I apologise for long-winded sob story, but my point is; few have perfect parents and gripes tend to go through whole family tree, small changes, but often issues stay similar. There are some quite functional families and some more dysfunctional and some downright tragic (with me, that down right tragic family tree is on my dad's side, my mom's side is just having an erratic functioning profile :p) but in the end we just have to play with the cards we are dealt with. Some get better ones, some downright horrible (if you happen to born as a quadriplegic child of a Bangladeshi street prostitute, you really don't have much chance, most get at least a bit luckier), but it is, what it is and in the end we just have to do our best to make the best of what we have been given. You do, your daughter does. Understanding and accepting that and learning to forgive is a key to being more content, but even that can't be forced, but a person actually has to get it themselves.

When we are in our young adulthood, we are supposed to go through things that happened in our adolescence. Look at it all with adult perspective. As children, we are powerless and our survival depends from adults around us taking care of us, and kids instinctively know that and will do absolutely everything to please the powers that either keep them alive or don't (even though it doesn't always feel like that if we have been able to provide our kids enough safety that they dare to oppose us. But kids who are lacking even basic safety do not dare to do that.) When young adult, person is not as depending of the parents any more and it makes them able to critically look back. And if there has been more than little dysfunction, it is normal to become angry. Taking some distance, going things through and trying to figure out why things happened is often needed for us to get over and heal from dysfunctional elements in our childhood. To learn and grow. And often true forgiveness can come only after that.
 

GuideMe

Active Member
I truly feel honored you all would share your experiences with me. Suzir, my daughter would relate a lot to you.

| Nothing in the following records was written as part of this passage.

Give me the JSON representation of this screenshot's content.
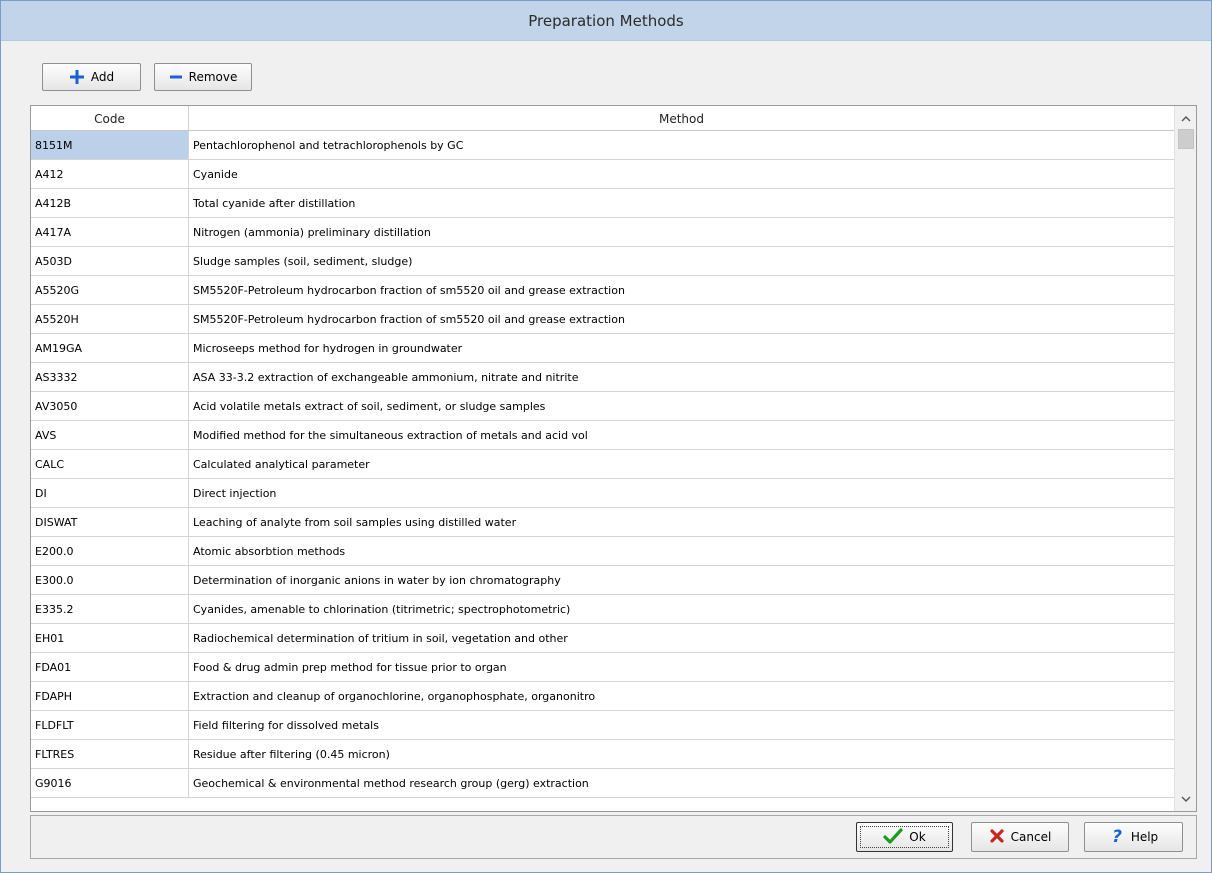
{
  "window": {
    "title": "Preparation Methods"
  },
  "toolbar": {
    "add_label": "Add",
    "remove_label": "Remove"
  },
  "table": {
    "columns": [
      "Code",
      "Method"
    ],
    "rows": [
      {
        "code": "8151M",
        "method": "Pentachlorophenol and tetrachlorophenols by GC"
      },
      {
        "code": "A412",
        "method": "Cyanide"
      },
      {
        "code": "A412B",
        "method": "Total cyanide after distillation"
      },
      {
        "code": "A417A",
        "method": "Nitrogen (ammonia) preliminary distillation"
      },
      {
        "code": "A503D",
        "method": "Sludge samples (soil, sediment, sludge)"
      },
      {
        "code": "A5520G",
        "method": "SM5520F-Petroleum hydrocarbon fraction of sm5520 oil and grease extraction"
      },
      {
        "code": "A5520H",
        "method": "SM5520F-Petroleum hydrocarbon fraction of sm5520 oil and grease extraction"
      },
      {
        "code": "AM19GA",
        "method": "Microseeps method for hydrogen in groundwater"
      },
      {
        "code": "AS3332",
        "method": "ASA 33-3.2 extraction of exchangeable ammonium, nitrate and nitrite"
      },
      {
        "code": "AV3050",
        "method": "Acid volatile metals extract of soil, sediment, or sludge samples"
      },
      {
        "code": "AVS",
        "method": "Modified method for the simultaneous extraction of metals and acid vol"
      },
      {
        "code": "CALC",
        "method": "Calculated analytical parameter"
      },
      {
        "code": "DI",
        "method": "Direct injection"
      },
      {
        "code": "DISWAT",
        "method": "Leaching of analyte from soil samples using distilled water"
      },
      {
        "code": "E200.0",
        "method": "Atomic absorbtion methods"
      },
      {
        "code": "E300.0",
        "method": "Determination of inorganic anions in water by ion chromatography"
      },
      {
        "code": "E335.2",
        "method": "Cyanides, amenable to chlorination (titrimetric; spectrophotometric)"
      },
      {
        "code": "EH01",
        "method": "Radiochemical determination of tritium in soil, vegetation and other"
      },
      {
        "code": "FDA01",
        "method": "Food & drug admin prep method for tissue prior to organ"
      },
      {
        "code": "FDAPH",
        "method": "Extraction and cleanup of organochlorine, organophosphate, organonitro"
      },
      {
        "code": "FLDFLT",
        "method": "Field filtering for dissolved metals"
      },
      {
        "code": "FLTRES",
        "method": "Residue after filtering (0.45 micron)"
      },
      {
        "code": "G9016",
        "method": "Geochemical & environmental method research group (gerg) extraction"
      }
    ],
    "selected_code": "8151M"
  },
  "footer": {
    "ok_label": "Ok",
    "cancel_label": "Cancel",
    "help_label": "Help"
  },
  "icons": {
    "add": "plus-icon",
    "remove": "minus-icon",
    "ok": "checkmark-icon",
    "cancel": "x-icon",
    "help": "question-mark-icon",
    "scroll_up": "chevron-up-icon",
    "scroll_down": "chevron-down-icon"
  },
  "colors": {
    "title_bar": "#c2d4ea",
    "selection": "#bcd0ea",
    "add_icon": "#1a5fd6",
    "ok_icon": "#1e9a1e",
    "cancel_icon": "#c8261e",
    "help_icon": "#1a5fd6"
  }
}
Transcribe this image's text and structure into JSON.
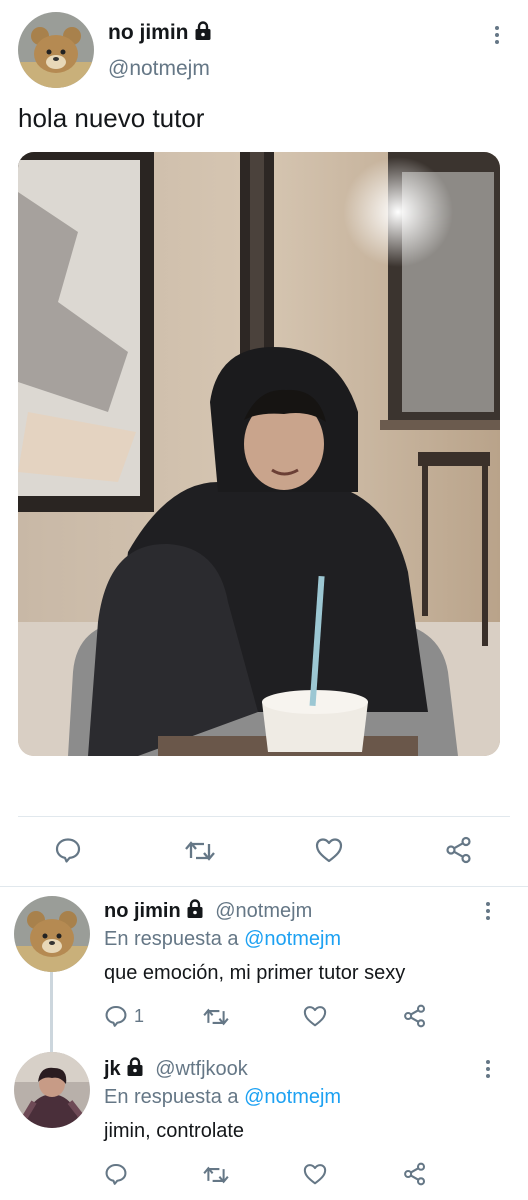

She feels the same way, about the struggle and too much pressure on her, except I wasn't like your mother by choice. I wanted the money and stability, just didn't have it. That's the only difference. I would never want that for my child. I would never do something purposely like that, although, I'm sure your mother felt she had her good reasons and her own experiences which haunted her. I'm so sorry you went thought all of that. But I get the message, my daughter can overcome these things, just as I have and just as all of you have. Who really has the leave it to beaver life? Very few and far between.